Lalu apa yang harus dilakukan pemilih golput politis setelah absen di Pemilu 2019? Menurut saya, para pemilih golput yang kecewa dengan calon yang tersedia tapi masih percaya dengan sistem politik saat ini harus terlibat mendorong calon-calon masa depan yang dianggap lebih baik, lalu menyiapkan kendaraan politik untuk calon-calon pilihannya. Golput yang tidak sepakat dengan sistem politik elektoral saat ini tentunya akan pesimis dengan hal tersebut karena sistem politik elektoral sekarang akan sulit memunculkan calon-calon terbaik. Banyak sistem yang menjadi kendala; misalnya peraturan yang menyulitkan pembuatan partai politik, presidential threshold yang tinggi, tidak bisa mencalonkan diri sebagai calon presiden independen, sistem partai yang tidak transparan dan feodal, tidak adanya mekanisme recall dari konstituen terhadap wakil rakyat, tidak diakuinya golput dalam surat suara, dan berbagai hal lain.

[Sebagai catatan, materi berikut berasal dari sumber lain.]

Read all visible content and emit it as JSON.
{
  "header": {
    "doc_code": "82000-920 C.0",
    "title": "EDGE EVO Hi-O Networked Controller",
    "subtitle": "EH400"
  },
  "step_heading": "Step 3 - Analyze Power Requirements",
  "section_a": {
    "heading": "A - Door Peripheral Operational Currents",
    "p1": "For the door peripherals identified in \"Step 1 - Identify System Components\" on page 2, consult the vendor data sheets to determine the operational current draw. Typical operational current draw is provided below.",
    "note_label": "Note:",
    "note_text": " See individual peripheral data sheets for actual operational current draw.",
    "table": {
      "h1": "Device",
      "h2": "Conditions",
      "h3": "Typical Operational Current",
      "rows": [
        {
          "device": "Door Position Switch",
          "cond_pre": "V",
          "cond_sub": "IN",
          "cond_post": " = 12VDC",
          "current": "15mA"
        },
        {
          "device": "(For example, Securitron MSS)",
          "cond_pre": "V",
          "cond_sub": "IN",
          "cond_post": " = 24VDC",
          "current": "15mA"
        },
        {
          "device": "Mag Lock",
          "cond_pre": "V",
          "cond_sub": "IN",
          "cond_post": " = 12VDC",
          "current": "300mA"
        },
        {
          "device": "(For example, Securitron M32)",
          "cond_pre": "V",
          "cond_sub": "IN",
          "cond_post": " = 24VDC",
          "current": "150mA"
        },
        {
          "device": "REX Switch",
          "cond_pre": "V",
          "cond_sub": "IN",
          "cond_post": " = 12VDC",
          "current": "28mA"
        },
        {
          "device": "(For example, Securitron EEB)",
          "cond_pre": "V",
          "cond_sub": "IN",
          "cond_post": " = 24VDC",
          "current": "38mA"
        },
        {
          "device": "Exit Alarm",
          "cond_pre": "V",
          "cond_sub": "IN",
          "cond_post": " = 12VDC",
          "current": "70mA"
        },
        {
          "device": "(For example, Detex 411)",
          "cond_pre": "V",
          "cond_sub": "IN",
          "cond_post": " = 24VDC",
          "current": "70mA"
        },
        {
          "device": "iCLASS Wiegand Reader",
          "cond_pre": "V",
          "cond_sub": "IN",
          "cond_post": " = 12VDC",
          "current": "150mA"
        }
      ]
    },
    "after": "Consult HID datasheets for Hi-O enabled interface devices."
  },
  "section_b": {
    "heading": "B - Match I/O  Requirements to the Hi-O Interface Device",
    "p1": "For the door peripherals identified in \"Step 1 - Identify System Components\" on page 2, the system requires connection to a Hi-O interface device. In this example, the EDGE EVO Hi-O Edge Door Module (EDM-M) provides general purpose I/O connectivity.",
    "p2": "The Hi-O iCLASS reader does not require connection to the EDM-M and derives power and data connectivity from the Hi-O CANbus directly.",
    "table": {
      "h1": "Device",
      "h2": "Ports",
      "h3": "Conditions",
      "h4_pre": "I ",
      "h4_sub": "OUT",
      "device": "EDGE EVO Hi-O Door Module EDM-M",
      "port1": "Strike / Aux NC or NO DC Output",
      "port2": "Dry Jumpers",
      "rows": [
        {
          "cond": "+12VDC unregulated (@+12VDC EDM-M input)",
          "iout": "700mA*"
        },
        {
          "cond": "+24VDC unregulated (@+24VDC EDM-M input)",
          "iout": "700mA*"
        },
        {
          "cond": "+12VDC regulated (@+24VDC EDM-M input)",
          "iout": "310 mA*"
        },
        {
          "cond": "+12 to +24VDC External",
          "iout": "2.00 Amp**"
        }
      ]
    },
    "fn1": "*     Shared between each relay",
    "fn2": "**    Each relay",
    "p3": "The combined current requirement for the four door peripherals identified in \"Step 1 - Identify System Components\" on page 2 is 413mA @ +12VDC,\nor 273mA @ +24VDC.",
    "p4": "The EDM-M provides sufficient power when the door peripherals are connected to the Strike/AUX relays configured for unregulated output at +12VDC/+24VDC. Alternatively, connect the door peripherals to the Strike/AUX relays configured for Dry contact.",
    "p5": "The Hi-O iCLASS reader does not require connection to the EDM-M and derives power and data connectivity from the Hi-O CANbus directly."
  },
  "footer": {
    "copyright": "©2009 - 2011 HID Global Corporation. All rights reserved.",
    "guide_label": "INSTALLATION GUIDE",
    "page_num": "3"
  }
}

Golput yang tidak percaya pada sistem politik elektoral saat ini harus menguatkan konsolidasi untuk mendorong perubahan sistem politik elektoral. Konsolidasi yang kuat merupakan modal untuk mengubah sistem politik elektoral baik dengan gerakan sosial, advokasi kebijakan, maupun advokasi hukum. Kelompok status quo dan oligark akan melindungi sistem saat ini karena di dalam sistem politik elektoral terkandung pengamanan kekayaan para oligark. Lebih lanjut perlu diingat pendapat Jeffrey Winters dalam Oligarki (2011) yang mengatakan bahwa pemilu, sistem pemerintahan yang bebas dan partisipatif, bahkan revolusi sekalipun belum tentu mampu menghilangkan oligarki. Partisipasi aktif harus menyasar stratifikasi material sehingga kekayaan oligark dapat menyebar. Harus fokuskan diri melawan oligarki karena oligarki merupakan penghalangan pemenuhan hak asasi manusia, penyebab ketimpangan sosial, kerusakan lingkungan, dan juga berada di belakang berbagai peristiwa intoleransi di Indonesia.
Golput yang tidak percaya dengan politik elektoral, melainkan kepada aksi langsung dan demokrasi langsung, tentunya tidak terlalu memikirkan pemilu. Pekerjaan paling besar bagi kelompok ini tentunya adalah untuk meluaskan ide mengenai demokrasi langsung dan membangun solidaritas untuk bertahan dari gempuran negara yang dikontrol oleh oligark. Praktek terbaik demokrasi langsung harus muncul ke permukaan sehingga masyarakat tidak bergantung kepada segelintir orang yang dipilih melalui pemilu.
Siapapun yang terpilih tentunya tidak akan menghentikan kita untuk bersikap kritis. Berbeda dengan pandangan pemilih atau politisi yang beranggapan bahwa golput tidak punya hak untuk mengkritisi pemerintahan dan wakil yang terpilih. Padahal hak untuk berekspresi, berpendapat, berpartisipasi dalam pembangunan tidak gugur karena tidak menggunakan hak pilih. Pemerintah dan wakil rakyat terpilih bertanggungjawab menjadi pelayan semua warga negara, bukan hanya kepada warga yang memilih. Tidak pula hanya melayani warga yang memilih dirinya. Segala kebijakan wakil dan pemerintah terpilih pasti mempengaruhi seluruh warga negara sehingga siapapun berhak untuk mengkritisi.
Akhir kata, semoga #SmackQueenYaQueen golput.
Alghiffari Aqsa adalah seorang pengacara. Ia juga Mantan Direktur LBH – Jakarta untuk periode 2015 – 2018.